Reporting from Oakland – Not many schools in California recruit teachers with language like this: “We are looking for hard working people who believe in free market capitalism. . . . Multicultural specialists, ultra liberal zealots and college-tainted oppression liberators need not apply.”
That, it turns out, is just the beginning of the ways in which American Indian Public Charter and its two sibling schools spit in the eye of mainstream education. These small, no-frills, independent public schools in the hardscrabble flats of Oakland sometimes seem like creations of television’s “Colbert Report.” They mock liberal orthodoxy with such zeal that it can seem like a parody.
School administrators take pride in their record of frequently firing teachers they consider to be underperforming. Unions are embraced with the same warmth accorded “self-esteem experts, panhandlers, drug dealers and those snapping turtles who refuse to put forth their best effort,” to quote the school’s website.

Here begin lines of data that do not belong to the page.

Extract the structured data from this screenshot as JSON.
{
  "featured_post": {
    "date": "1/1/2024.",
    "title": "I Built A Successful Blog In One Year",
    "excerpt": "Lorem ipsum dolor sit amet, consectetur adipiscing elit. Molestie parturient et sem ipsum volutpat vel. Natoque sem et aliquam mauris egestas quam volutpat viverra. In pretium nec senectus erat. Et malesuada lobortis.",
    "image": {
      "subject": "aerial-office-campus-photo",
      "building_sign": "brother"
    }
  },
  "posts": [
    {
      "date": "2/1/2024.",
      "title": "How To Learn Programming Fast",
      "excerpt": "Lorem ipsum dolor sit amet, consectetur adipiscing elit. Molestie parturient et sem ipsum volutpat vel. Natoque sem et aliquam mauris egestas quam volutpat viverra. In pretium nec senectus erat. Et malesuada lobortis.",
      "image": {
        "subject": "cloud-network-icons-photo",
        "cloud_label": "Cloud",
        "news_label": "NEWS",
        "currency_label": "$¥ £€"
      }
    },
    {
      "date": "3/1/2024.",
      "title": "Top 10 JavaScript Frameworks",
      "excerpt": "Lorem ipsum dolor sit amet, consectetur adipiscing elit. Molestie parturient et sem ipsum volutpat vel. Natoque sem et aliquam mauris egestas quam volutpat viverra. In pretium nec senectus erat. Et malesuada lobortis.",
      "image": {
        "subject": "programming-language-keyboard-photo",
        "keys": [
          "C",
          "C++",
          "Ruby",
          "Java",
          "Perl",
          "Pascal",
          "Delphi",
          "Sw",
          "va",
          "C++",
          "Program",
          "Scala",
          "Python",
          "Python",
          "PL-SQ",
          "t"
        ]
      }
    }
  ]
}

Students, almost all poor, wear uniforms and are subject to disciplinary procedures redolent of military school. One local school district official was horrified to learn that a girl was forced to clean the boys’ restroom as punishment.
Conservatives, including columnist George Will, adore the American Indian schools, which they see as models of a “new paternalism” that could close the gap between the haves and have-nots in American education. Not surprisingly, many Bay Area liberals have a hard time embracing an educational philosophy that proudly proclaims that it “does not preach or subscribe to the demagoguery of tolerance.”
It would be easy to dismiss American Indian as one of the nuttier offshoots of the fast-growing charter school movement, which allows schools to receive public funding but operate outside of day-to-day district oversight. But the schools command attention for one very simple reason: By standard measures, they are among the very best in California.
The Academic Performance Index, the central measuring tool for California schools, rates schools on a scale from zero to 1,000, based on standardized test scores. The state target is an API of 800. The statewide average for middle and high schools is below 750. For schools with mostly low-income students, it is around 650.
The oldest of the American Indian schools, the middle school known simply as American Indian Public Charter School, has an API of 967. Its two siblings — American Indian Public Charter School II (also a middle school) and American Indian Public High School — are not far behind.
Among the thousands of public schools in California, only four middle schools and three high schools score higher. None of them serves mostly underprivileged children.
At American Indian, the largest ethnic group is Asian, followed by Latinos and African Americans. Some of the schools’ critics contend that high-scoring Asian Americans are driving the test scores, but blacks and Latinos do roughly as well — in fact, better on some tests.
That makes American Indian a rarity in American education, defying the axiom that poor black and Latino children will lag behind others in school.